Maria do Céu lembra até o dia em que, entusiasmada, contou que ia fazer teatro. Friamente, disse que não era para ela. “Ele é assim, não me apoia muito nestas coisas”, lamenta.

 

Mas não desistiu. Juntou-se ao grupo das avós de Campanhã que subiu ao palco há dois anos para serem elas mesmas. Não há personagens fictícias, há pessoas que falam de si mesmas, que vestem a pele delas próprias. O processo, admite, até foi fácil. “Mas enganava-me muito [risos]. Até nos espetáculos nos enganamos, mas as pessoas percebiam. E sei que me enganei muitas vezes”, ri Maria do Céu.

 

A experiência que fica para a vida

 

Quando subiram ao palco, a plateia estava cheia. De familiares e amigos para verem as verdadeiras estrelas da companhia. Os filhos, os maridos, os netos, os vizinhos, todos de olhos postos no palco. “Nem reparei quem cá estava. Quando estamos em cima do palco tentamos nem olhar para eles”. Porque centrar-se ali, naquele momento, em quem se ama é perder-se num turbilhão de emoções, entre o orgulho, a alegria e a emoção.

 

O projeto seguiu no ano seguinte para Lisboa, com apresentação para um público diferente. Amélia adorou a experiência, “na cidade grande”, Maria do Céu nem tanto.
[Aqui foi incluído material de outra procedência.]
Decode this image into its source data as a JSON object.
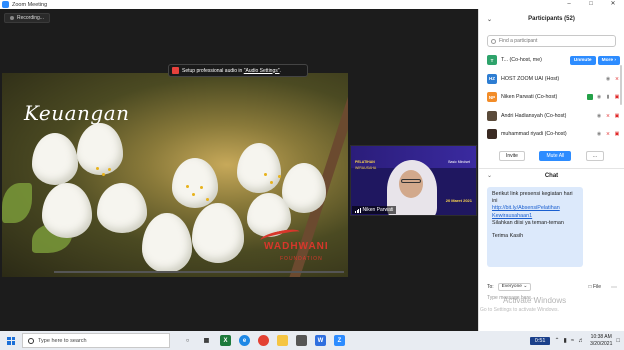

Está habituada à pacatez de Campanhã e lá “era tudo muito confuso, tinha muita gente”.

 

 

Mas não se esquecem da forma como foram tratadas, como verdadeiras “divas do teatro”, “com autocarro à nossa espera, com almoço, jantar, pequeno-almoço, tudo preparado”, conta. Tudo para elas, tudo a pensar nelas. Elas, que sempre pensaram primeiro nos outros, estavam finalmente a ser retribuídas por todo o bem que fizeram. Ouviram palmas, agradeceram os elogios, prometeram voltar, “um dia”.

 

As avós de Campanhã sabem que só assim vale a pena viver, experimentando o que não é habitual. Saindo da zona de conforto e descobrindo novos horizontes. Porque o vizinho do lado é, quase sempre, muito mais que o vizinho do lado.

 

 

No final, ficou a alegria de ter participado numa experiência que levam para a vida, “a de fazer brilhar a estrela que há em nós e a criança ressurgir”. “Acordou a criança que estava adormecida e esquecida em mim”, admite Amélia, com a emoção nas palavras.

 

Maria do Céu não entende bem essa história da criança “interior” a que a amiga se refere. Mas, perante tanta convicção, não tem coragem sequer de a questionar.